UPA: portes ouvertes à la ferme et enjeux électoraux en agriculture

LONGUEUIL, Qc — Une vingtaine de fermes du Québec accueillent le public samedi et dimanche à l’occasion de l’événement Portes ouvertes Mangeons local, chapeauté par l’Union des producteurs agricoles (UPA).

Viticulteurs, apiculteurs, producteurs de noix, producteurs laitiers et maraîchers font partie de ceux qui feront visiter leur lieu de travail.

Pour le président général de l’UPA, Martin Caron, il s’agit d’une occasion de vulgariser les pratiques agricoles, notamment en ce qui a trait à l’environnement, dans un contexte festif. Il y a effectivement des jeux pour enfants et, surtout, la possibilité de déguster les produits du terroir.

Au-delà de ces journées, M. Caron incite les citoyens à utiliser l’application Mangeons local, qui permet, grâce à la géolocalisation, de découvrir les producteurs agricoles du Québec ou ceux qui utilisent leurs produits, comme des restaurateurs.

Relève, endettement et étalement urbain 

Alors que les chefs des principaux partis politiques en campagne électorale au Québec sont venus à la rencontre de l’UPA dans les derniers jours, M. Caron souligne l’importance de l’agriculture et de l’agroalimentaire.
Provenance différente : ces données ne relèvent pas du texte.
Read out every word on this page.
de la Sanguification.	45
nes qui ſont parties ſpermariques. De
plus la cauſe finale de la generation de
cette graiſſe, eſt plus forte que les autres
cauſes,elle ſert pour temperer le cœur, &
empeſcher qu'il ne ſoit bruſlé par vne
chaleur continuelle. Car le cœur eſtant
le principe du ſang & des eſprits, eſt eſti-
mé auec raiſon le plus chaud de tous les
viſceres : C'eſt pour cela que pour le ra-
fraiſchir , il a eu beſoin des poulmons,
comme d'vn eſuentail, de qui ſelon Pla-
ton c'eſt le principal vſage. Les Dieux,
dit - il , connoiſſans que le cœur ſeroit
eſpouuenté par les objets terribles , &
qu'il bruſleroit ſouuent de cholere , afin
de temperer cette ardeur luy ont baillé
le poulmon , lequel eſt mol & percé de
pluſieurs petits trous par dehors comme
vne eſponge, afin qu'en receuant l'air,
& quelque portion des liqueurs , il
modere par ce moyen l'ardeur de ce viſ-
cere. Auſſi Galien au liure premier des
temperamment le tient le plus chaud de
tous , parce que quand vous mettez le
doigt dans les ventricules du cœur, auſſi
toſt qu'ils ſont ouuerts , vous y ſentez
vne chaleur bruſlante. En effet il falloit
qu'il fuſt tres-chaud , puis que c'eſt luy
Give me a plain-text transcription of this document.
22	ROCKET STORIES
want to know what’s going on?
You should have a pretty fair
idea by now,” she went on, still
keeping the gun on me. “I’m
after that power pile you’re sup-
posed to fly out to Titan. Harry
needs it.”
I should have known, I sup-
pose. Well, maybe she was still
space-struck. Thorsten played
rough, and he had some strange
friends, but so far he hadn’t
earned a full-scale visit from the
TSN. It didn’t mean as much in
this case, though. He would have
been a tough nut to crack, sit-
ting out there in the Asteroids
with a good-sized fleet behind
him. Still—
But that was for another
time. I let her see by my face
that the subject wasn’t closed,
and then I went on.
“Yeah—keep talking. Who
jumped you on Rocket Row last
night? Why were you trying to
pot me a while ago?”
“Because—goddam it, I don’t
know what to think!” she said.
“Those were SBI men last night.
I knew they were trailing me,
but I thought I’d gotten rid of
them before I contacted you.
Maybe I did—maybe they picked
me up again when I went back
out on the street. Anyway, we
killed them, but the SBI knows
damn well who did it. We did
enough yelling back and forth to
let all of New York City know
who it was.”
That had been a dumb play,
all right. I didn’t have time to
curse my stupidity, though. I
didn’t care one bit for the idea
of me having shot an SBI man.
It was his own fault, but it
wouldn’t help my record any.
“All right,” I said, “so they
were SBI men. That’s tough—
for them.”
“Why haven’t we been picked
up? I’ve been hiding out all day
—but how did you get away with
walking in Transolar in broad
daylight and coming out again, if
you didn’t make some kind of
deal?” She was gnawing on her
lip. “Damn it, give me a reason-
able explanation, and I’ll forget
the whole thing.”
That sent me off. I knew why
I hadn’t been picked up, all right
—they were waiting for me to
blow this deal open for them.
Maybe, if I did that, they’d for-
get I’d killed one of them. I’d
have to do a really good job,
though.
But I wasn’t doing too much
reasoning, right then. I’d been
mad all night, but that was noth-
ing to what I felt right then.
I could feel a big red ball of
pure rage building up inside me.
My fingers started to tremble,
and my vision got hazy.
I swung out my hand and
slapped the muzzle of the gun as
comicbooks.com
«Chacun, à tour de rôle, est venu nous dire que durant la pandémie, les gens ont réalisé que c’était un service essentiel», indique-t-il en entrevue avec La Presse Canadienne depuis Trois-Rivières. 

Il souligne en avoir profité pour mettre de l’avant les principaux enjeux du secteur, à commencer par la relève agricole. 

«La moyenne d’âge ici au Québec est à peu près de 56 ans pour nos producteurs agricoles, explique-t-il. Il faut avoir des programmes qui soutiennent la relève agricole.»

M. Caron mentionne aussi la motivation des producteurs agricoles à s’adapter aux enjeux environnementaux, mais qu’ils ne sont pas assez soutenus et, surtout, ils le sont moins que dans les autres pays. 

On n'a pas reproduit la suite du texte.